Certain limitations must be considered in interpretation and application of these interim findings. The collection of qualitative data and its analysis is a time-consuming process requiring training and expertise. However, despite the constraints of this resource limited setting, qualitative data collection and analysis is a widely used technique in Africa and many African social scientists are trained in its use. As such, investigators should consider the use of the CFIR as an analytic strategy to enhance implementation. The sample size of this study limits generalizability to other populations and statistical power to detect differences between unsuccessful and successful health facilities. However, as a planned interim analysis to identify contributors to implementation success early within a 5 year dissemination and implementation program, the smaller sample was useful in guiding ongoing implementation and scale-up of the S&S intervention.

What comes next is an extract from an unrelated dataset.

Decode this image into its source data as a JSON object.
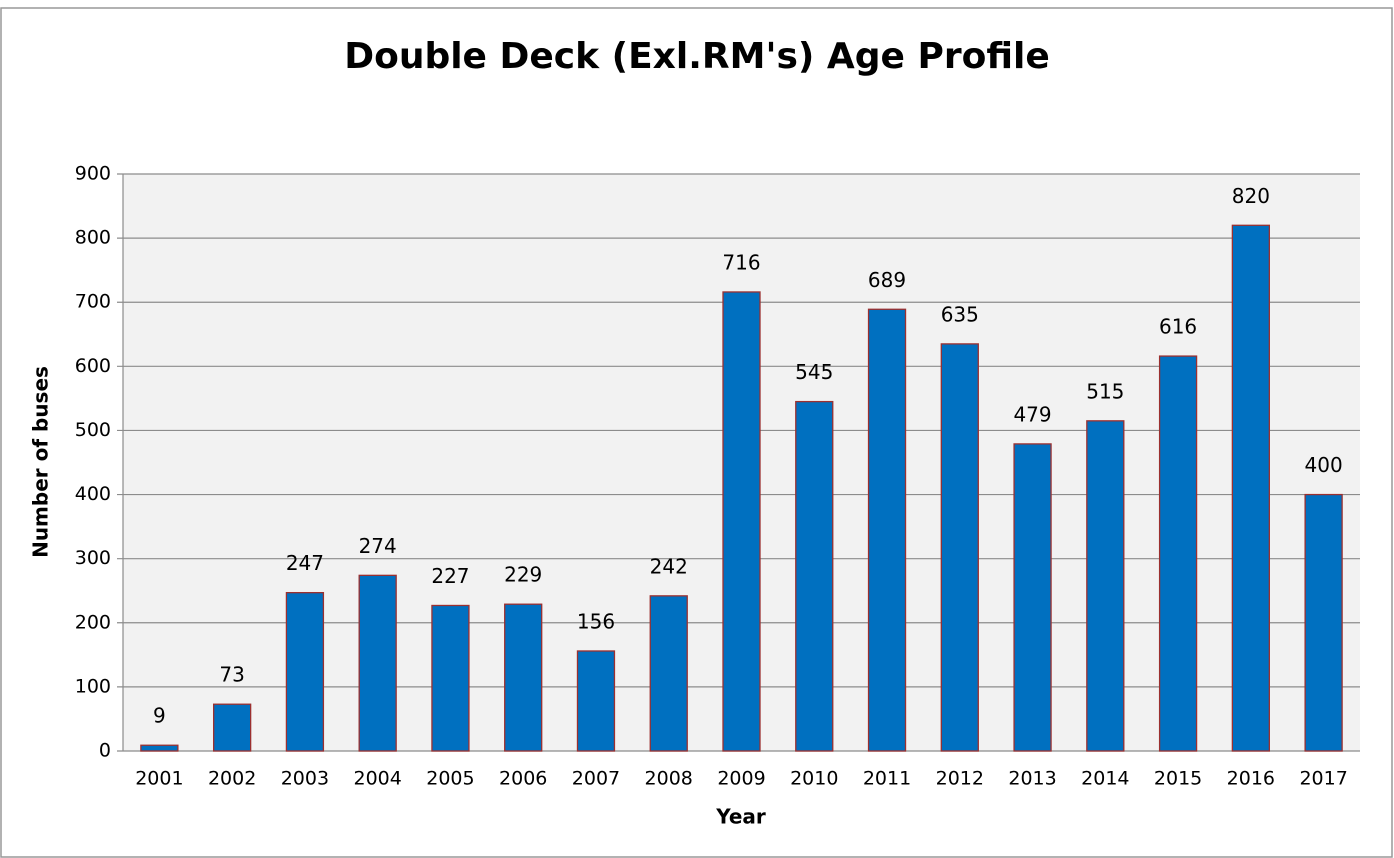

This study illustrates the potential utility of a dissemination and implementation model such as the CFIR to guide program decision making in the Zambian context. Early identification of challenges to implementation may create a pathway for remedial action to enhance the likelihood of program sustainability. HIV prevention interventions require effective monitoring to enhance the potential to achieve dissemination, implementation, and sustainability goals and bridge the gap between research and practice [25, 26].

Acknowledgments

This study was funded by NIH/NIMH R01MH095539, with support from the University of Miami Miller School of Medicine Center for AIDS Research, NIH/NIAID P30AI073961.

Compliance with Ethical Standards

Conflicts of Interest: The authors declare no potential conflict of interest.

Primary Data: The findings reported have not been previously reported, published, and the manuscript is not being simultaneously submitted elsewhere. The authors have full control of all primary data and agree to allow the journal to review their data if requested.

Authors’ Contributions: S. M. Weiss, D. L. Jones, R. Zulu, and N. Chitalu conceived the study. V. J. Rodriguez drafted the manuscript with S. A. Butts. V. J. Rodriguez conducted all analyses with oversight by K. Arheart and S. M. Weiss. S. M. Weiss, D. L. Jones, R. Zulu, and N. Chitalu participated in study execution and coordination. S. M. Weiss, D. L. Jones, R. Zulu, and N. Chitalu assisted in editing and finalizing the manuscript and gave critical review. All authors read and approved the final manuscript.

Ethical Approval: All procedures performed in studies involving human participants were in accordance with the ethical standards of the institutional and/or national research committee and with the 1964 Helsinki declaration and its later amendments or comparable ethical standards. No animals were used in this study.

Informed consent: Informed consent was obtained from all participants prior to participating in the study.